8. Worship should be vibrant
Whether we like it or not, young men and women view worship in a very specific way. They see worship as an outpouring of what’s inside (a rather biblical concept). To them worship should be alive, joyful and full of expression. It’s no wonder that many are dissatisfied with worship and prayer when they are told not to be too loud, or too emotional or too happy.
I’m not in the 18-40 crowd but I have always felt that worship should never be sorrowful or morbid. We are alive in Christ. He has set us free. Young people don’t want to attend a funeral service and be told that is how to worship. They want freedom to express their hearts without fearing rebuke.
9. Outreach means going out
What most people call outreach is really just inviting people in. Organize an activity and then invite people into the church to participate. Today’s younger generations want authentic outreach and discipleship. They want to reach a world that is hurting by being involved in the communities in which they live.
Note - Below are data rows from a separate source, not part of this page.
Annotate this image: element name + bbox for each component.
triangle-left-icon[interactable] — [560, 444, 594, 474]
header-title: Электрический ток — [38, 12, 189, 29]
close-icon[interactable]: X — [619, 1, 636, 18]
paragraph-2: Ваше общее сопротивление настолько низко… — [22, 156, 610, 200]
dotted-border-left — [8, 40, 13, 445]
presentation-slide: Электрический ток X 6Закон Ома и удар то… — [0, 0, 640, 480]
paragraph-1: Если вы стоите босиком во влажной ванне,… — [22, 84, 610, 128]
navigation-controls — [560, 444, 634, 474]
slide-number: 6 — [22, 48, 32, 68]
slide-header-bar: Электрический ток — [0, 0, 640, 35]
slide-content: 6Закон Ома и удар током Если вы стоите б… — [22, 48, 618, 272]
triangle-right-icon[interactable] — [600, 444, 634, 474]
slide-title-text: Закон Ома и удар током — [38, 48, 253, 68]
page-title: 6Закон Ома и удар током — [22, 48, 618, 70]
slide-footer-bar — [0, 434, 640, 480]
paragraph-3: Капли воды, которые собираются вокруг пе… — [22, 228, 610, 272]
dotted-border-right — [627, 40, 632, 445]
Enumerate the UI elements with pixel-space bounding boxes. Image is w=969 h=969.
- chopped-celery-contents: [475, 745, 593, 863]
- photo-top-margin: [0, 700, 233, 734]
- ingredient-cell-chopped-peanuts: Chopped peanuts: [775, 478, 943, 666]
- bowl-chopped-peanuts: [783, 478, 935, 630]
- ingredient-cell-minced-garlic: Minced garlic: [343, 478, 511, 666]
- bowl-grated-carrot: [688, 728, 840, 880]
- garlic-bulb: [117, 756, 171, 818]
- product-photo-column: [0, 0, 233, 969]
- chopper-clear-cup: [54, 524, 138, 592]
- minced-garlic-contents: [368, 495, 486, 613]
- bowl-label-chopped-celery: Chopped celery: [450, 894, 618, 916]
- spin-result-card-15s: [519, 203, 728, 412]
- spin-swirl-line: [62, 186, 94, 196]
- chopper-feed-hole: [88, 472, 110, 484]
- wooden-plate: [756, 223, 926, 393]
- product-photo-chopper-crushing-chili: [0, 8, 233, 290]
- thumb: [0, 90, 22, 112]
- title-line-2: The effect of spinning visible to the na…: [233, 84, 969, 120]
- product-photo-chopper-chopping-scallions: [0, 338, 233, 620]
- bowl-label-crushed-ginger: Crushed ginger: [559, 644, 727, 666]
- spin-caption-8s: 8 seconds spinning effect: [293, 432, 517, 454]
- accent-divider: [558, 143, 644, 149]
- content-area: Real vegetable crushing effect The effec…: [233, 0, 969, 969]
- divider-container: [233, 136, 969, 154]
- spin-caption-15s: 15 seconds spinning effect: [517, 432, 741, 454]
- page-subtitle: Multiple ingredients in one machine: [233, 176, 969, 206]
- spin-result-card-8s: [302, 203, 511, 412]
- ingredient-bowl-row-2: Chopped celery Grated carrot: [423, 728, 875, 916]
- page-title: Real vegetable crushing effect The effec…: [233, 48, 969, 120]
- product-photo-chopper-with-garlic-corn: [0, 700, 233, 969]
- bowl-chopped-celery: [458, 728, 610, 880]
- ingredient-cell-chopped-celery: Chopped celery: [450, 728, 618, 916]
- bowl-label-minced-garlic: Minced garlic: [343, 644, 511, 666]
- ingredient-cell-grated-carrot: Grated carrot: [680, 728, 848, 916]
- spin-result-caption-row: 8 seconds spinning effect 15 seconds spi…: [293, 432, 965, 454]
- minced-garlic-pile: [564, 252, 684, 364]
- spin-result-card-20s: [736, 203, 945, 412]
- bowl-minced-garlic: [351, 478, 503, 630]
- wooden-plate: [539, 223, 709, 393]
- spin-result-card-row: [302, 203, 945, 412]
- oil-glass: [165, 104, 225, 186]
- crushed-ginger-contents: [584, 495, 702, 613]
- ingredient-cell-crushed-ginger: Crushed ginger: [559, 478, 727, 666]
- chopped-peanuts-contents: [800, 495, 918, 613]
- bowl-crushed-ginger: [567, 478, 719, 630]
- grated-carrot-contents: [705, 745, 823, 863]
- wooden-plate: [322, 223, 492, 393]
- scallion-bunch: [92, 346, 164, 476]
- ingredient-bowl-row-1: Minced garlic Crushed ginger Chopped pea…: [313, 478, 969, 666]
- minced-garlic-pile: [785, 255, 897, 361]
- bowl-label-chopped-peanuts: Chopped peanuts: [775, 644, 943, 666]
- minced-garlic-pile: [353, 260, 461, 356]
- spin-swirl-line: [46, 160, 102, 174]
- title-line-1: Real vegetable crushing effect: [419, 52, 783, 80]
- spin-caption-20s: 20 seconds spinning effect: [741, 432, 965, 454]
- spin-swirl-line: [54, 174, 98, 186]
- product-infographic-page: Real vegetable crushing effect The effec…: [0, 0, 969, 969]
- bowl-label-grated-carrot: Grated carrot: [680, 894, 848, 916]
A young person told me, “We are not to be a holy huddle, but the world should be able to see our genuine love for each other. The world craves community. Believers have a genuine bond in Christ and should be the greatest example of love and community.”
10. Strong leadership
One young woman told me that strong leadership was so important but not leaders who are controlling. This has sent many away from conservative churches. Pastors and elders who rule with a heavy hand and do things their way will not listen to young adults.
Those who hold onto traditions and place them alongside doctrine can’t exist in the same church as most young people. I don’t blame the youth for seeking God in other churches when tradition is being promoted as equal to the Word of God.
11. Disciple me!
This came up over and over in my discussions with young people. One college student said to me, “I think the leaders in the church or mature believers should choose a younger man/woman and walk through what it is to be a man or woman after God and how to lead in their homes in the future and discover what their spiritual gifts are.” Another told me, “Discipleship is a big area that I feel most churches are lacking in.”
Sadly he is right. Many young people go through their entire Christian lives without having a single person disciple them. Not to teach them knowledge but more importantly how to love the Lord and how to live a sanctified, surrendered life.
12. Involving them in church life
It goes without saying that a person desiring to grow and serve the Lord will not want to stick around if they are being left out of the church. A young man said, “A lack of involvement is one of the top reasons I hear from my peers when they discuss why they are unsatisfied or have left their church.”
There are many ways to involve young people in the church. If you don’t know of any, ask them how they want to be used. Work with them to grow in their spiritual gifts. A person plugged into the church is less likely to abandon it or the faith.
Please understand this is a very large topic and it’s impossible to address all the issues and angles in one article. I could have expanded on this and made it a 10 part series. It’s meant to foster discussion. Take these things to your young people and ask them what they think. Ask them if there is anything else they would add. But do ask them.
Take the time to meet with them and listen to their hearts. Not with a critical, harsh spirit but with a heart of kindness, love and understanding. Don’t dismiss them when they share things you don’t agree with. Learn from them and respect them. You will be amazed at how it can transform your church.